Reproducibility. A scientific paper should be fully reproducible with detailed description of the applied methods and all data sets should be provided, or eventually, should be retrievable.

Precision. The manuscript should be carefully written to convey confidence and care. Consistent notations and correct usage of terms can help a lot. The numerical precision is determined by value digits and not by decimal digits.

Validation. The findings should always be validated. Many options are available in the modeling field: i) The randomization test (y-scrambling or permutation test) is described in ref. [36]. ii) There are many variants of cross-validation: row-wise, pattern-wise [37], Venetian blinds, contiguous block, etc., [38]. The variants should also be disclosed to obtain reproducible results [39], including proper usage of the various terms: leave-one-out, leave-many-out, k-fold-, jackknife, and bootstrap with and/or without return in resampling. iii) Double cross-validation [40] and even repeated double cross-validation [41]. Some investigations clearly favor cross-validation over a single external one [42,43].

Training-test set splits. A single split external test can by no means be considered ground truth. On the contrary, single split and external validation are different [44]. Multiple external testing is advised [21]. The advocated practice by statisticians is to divide the data set into three parts: part I is to be used for model building (variable selection); part II is for the calibration of parameters of the built model and part III is reserved for testing the goodness of predictions [45]. Many authors combine Parts I and II and carry out cross-validation. Cross-validation is perhaps the most widely used method for estimating prediction error: “Overall, five- or tenfold cross-validation are recommended as a good compromise” [46].

The Kennard-Stone algorithm [47] is frequently applied to split training and test sets based on the Euclidean distance between data points. The test set is approximately uniformly spaced i.e., mirrors the training set. However, it provides overoptimistic prediction error as compared to random selection.

There are some “beatific” ratios of training and test sets, e.g., 80%, see figure 10 in ref. [48] or 50% (half sample cross validation has advantageous features [49]).
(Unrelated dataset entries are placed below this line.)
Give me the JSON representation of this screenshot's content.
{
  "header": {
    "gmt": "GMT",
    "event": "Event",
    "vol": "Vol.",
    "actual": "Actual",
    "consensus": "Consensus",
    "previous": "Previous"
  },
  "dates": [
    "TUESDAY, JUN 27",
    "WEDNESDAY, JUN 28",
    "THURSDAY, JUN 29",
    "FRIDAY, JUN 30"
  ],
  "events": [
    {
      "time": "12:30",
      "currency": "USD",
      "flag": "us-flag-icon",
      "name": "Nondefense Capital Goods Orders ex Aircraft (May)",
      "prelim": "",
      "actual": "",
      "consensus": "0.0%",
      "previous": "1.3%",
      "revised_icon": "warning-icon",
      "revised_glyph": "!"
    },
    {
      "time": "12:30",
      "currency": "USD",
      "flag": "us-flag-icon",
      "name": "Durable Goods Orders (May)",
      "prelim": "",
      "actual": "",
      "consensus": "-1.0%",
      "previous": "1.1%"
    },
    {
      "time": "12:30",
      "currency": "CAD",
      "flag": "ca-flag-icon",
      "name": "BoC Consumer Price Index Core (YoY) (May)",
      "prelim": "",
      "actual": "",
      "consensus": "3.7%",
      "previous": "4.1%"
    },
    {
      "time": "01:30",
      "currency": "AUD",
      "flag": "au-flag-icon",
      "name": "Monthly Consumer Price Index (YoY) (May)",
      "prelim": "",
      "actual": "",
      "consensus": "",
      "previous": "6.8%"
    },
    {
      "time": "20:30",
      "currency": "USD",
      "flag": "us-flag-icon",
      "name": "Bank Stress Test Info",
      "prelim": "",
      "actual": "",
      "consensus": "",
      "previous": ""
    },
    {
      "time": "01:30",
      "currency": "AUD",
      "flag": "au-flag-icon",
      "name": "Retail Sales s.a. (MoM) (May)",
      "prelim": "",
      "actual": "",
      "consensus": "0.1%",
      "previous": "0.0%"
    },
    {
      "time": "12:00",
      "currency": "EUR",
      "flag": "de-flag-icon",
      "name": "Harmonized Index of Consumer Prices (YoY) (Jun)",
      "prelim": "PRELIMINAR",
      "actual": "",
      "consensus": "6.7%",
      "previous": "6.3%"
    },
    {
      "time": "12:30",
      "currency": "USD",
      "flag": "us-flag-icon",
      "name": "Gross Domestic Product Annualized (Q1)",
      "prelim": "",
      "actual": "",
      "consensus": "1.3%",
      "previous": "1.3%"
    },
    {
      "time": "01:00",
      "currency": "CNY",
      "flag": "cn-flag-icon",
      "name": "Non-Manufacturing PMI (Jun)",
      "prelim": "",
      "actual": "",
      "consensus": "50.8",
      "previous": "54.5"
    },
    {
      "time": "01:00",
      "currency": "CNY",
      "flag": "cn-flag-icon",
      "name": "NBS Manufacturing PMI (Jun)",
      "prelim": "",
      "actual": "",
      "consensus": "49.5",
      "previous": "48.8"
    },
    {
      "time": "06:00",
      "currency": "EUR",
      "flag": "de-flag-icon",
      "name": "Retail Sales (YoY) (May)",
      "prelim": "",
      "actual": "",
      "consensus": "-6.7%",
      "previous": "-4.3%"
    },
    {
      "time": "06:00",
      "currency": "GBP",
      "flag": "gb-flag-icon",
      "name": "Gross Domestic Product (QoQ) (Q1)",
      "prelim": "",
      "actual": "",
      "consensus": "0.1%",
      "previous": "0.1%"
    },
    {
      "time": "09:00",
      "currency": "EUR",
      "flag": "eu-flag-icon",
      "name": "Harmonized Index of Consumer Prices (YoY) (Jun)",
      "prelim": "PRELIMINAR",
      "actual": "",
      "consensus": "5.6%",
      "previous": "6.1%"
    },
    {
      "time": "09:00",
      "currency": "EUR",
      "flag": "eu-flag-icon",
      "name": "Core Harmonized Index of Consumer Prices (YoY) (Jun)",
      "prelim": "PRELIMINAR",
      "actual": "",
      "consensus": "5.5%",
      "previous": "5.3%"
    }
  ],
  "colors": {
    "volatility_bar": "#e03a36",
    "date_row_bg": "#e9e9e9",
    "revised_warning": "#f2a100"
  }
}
The optimum depends on the objective; Kalivas et al. have recommended the selection of harmonious (and parsimonious) models [50] and suggest better models for ridge regression over principal component regression (PCR) and partial least squares regression (PLSR) contrary to the extended simulation results of ref. [7] and to the general belief. In any case, PCR and PLSR has the smallest gap in performance parameters of calibration and prediction, see Figure 2 in ref. [51].

Allocation

The fact that the allocation problem cannot be separated from performance parameters has only now become the focus of interest [52,53]. Again, different optima can be found by changing the performance parameters and the way to place the points to be measured within the data sets.
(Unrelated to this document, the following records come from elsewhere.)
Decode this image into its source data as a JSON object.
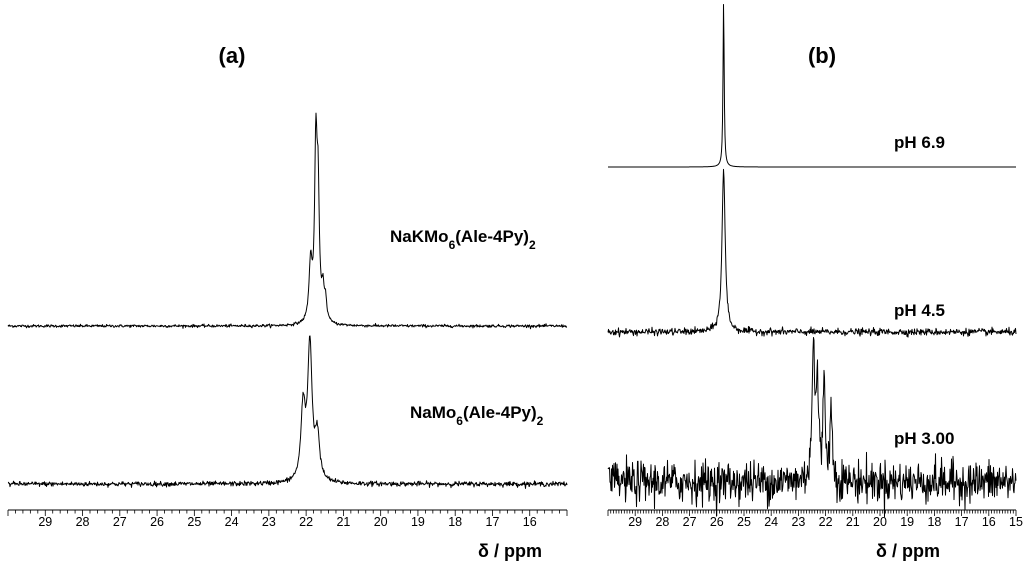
{
  "chart_data": [
    {
      "type": "line",
      "panel_label": "(a)",
      "xlabel": "δ / ppm",
      "xlim": [
        30,
        15
      ],
      "x_reversed": true,
      "x_ticks": [
        29,
        28,
        27,
        26,
        25,
        24,
        23,
        22,
        21,
        20,
        19,
        18,
        17,
        16
      ],
      "series": [
        {
          "name": "NaKMo6(Ale-4Py)2",
          "label_main": "NaKMo",
          "label_sub1": "6",
          "label_mid": "(Ale-4Py)",
          "label_sub2": "2",
          "peaks": [
            {
              "ppm": 21.88,
              "height": 0.35,
              "width": 0.05
            },
            {
              "ppm": 21.74,
              "height": 1.0,
              "width": 0.04
            },
            {
              "ppm": 21.68,
              "height": 0.72,
              "width": 0.04
            },
            {
              "ppm": 21.55,
              "height": 0.17,
              "width": 0.04
            },
            {
              "ppm": 21.48,
              "height": 0.12,
              "width": 0.04
            }
          ],
          "noise": 0.012
        },
        {
          "name": "NaMo6(Ale-4Py)2",
          "label_main": "NaMo",
          "label_sub1": "6",
          "label_mid": "(Ale-4Py)",
          "label_sub2": "2",
          "peaks": [
            {
              "ppm": 22.08,
              "height": 0.53,
              "width": 0.07
            },
            {
              "ppm": 21.9,
              "height": 1.0,
              "width": 0.07
            },
            {
              "ppm": 21.7,
              "height": 0.33,
              "width": 0.07
            }
          ],
          "noise": 0.025
        }
      ]
    },
    {
      "type": "line",
      "panel_label": "(b)",
      "xlabel": "δ / ppm",
      "xlim": [
        30,
        15
      ],
      "x_reversed": true,
      "x_ticks": [
        29,
        28,
        27,
        26,
        25,
        24,
        23,
        22,
        21,
        20,
        19,
        18,
        17,
        16,
        15
      ],
      "series": [
        {
          "name": "pH 6.9",
          "peaks": [
            {
              "ppm": 25.75,
              "height": 1.0,
              "width": 0.025
            }
          ],
          "noise": 0.0
        },
        {
          "name": "pH 4.5",
          "peaks": [
            {
              "ppm": 25.75,
              "height": 1.0,
              "width": 0.07
            }
          ],
          "noise": 0.03
        },
        {
          "name": "pH 3.00",
          "peaks": [
            {
              "ppm": 22.45,
              "height": 1.0,
              "width": 0.06
            },
            {
              "ppm": 22.3,
              "height": 0.68,
              "width": 0.05
            },
            {
              "ppm": 22.05,
              "height": 0.75,
              "width": 0.05
            },
            {
              "ppm": 21.8,
              "height": 0.52,
              "width": 0.05
            }
          ],
          "noise": 0.22
        }
      ]
    }
  ]
}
The only reasonable conclusion is that the best model(s) differs from dataset to dataset [43,54] and the optimization should be completed several times. There must not be a problem with today’s computer facilities in most cases. Therefore, muticriteria decision making (Pareto optimization) is a feasible choice considering the number of factors (algorithms, performance parameters, allocation, validation variant, etc.). Todeschini et al. have already defined a multicriteria fitness function to eliminate bad regression models [55]. The number of performance criteria is steadily increasing [12,55]. While it was not its original purpose, it turned out that sum of ranking differences (SRD) realizes a multiciteria optimization [17,43]. Hence, SRD is recommended as the ultimate tool for model comparison, ranking and grouping models, performance parameters and other factors. SRD is also suitable to be coupled with ANOVA, hence decomposing the effects of factors [39].
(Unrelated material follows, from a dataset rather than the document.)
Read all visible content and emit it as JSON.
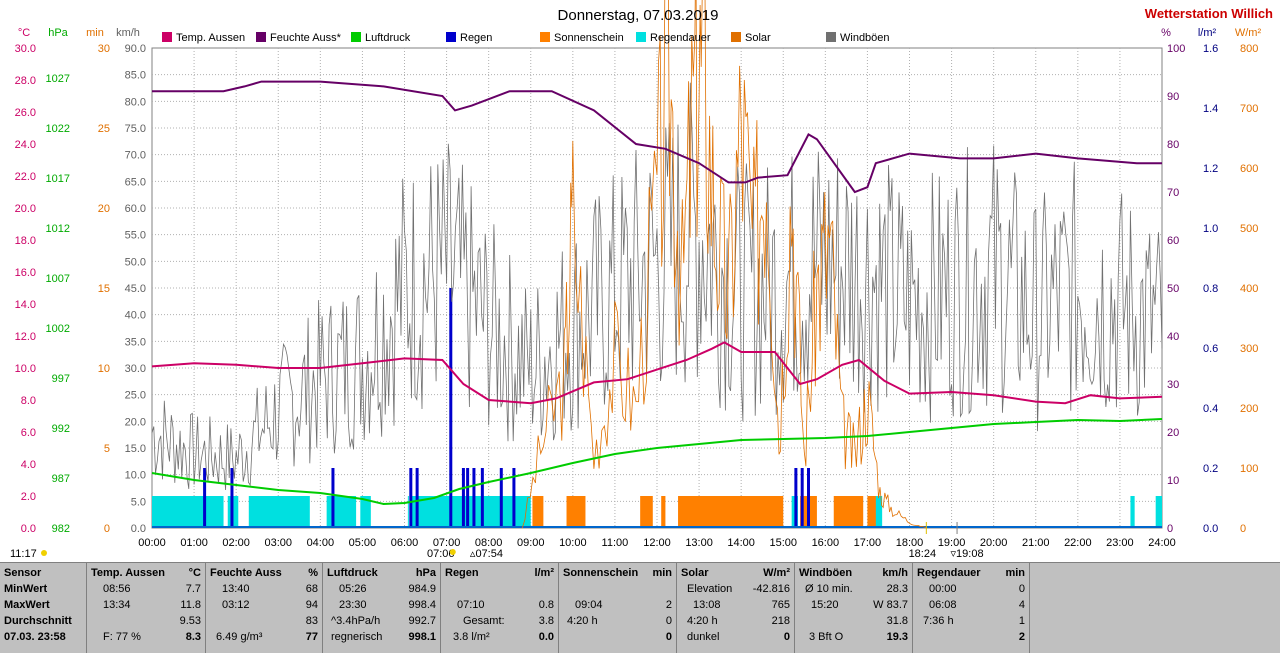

Terminology. The applied terms and expressions should be explained, all abbreviations should be resolved at the first mentioning, one should not use the terms in wrong context.

Title should be brief and concise (without not resolved abbreviations); definite articles are not to be used.

Abbreviations should not be used in titles (of figures, tables, as well), in highlights, in abstract, summary and conclusions. Numerous abbreviations make the MS unreadable, though a list of terms, notations and abbreviations might be of help.

References As a rule of thumb, never cite a paper (book chapter, etc.) if you have not read it to the full. The references should always be retrievable, preferably in English. Personal communication can only be accepted if the cited person provides written consent; even then, the year should be indicated. Avoid the usage of “manuscript in preparation”, or “submitted”. “Accepted” or “in press” is OK, if the source title, link and the DOI are also given.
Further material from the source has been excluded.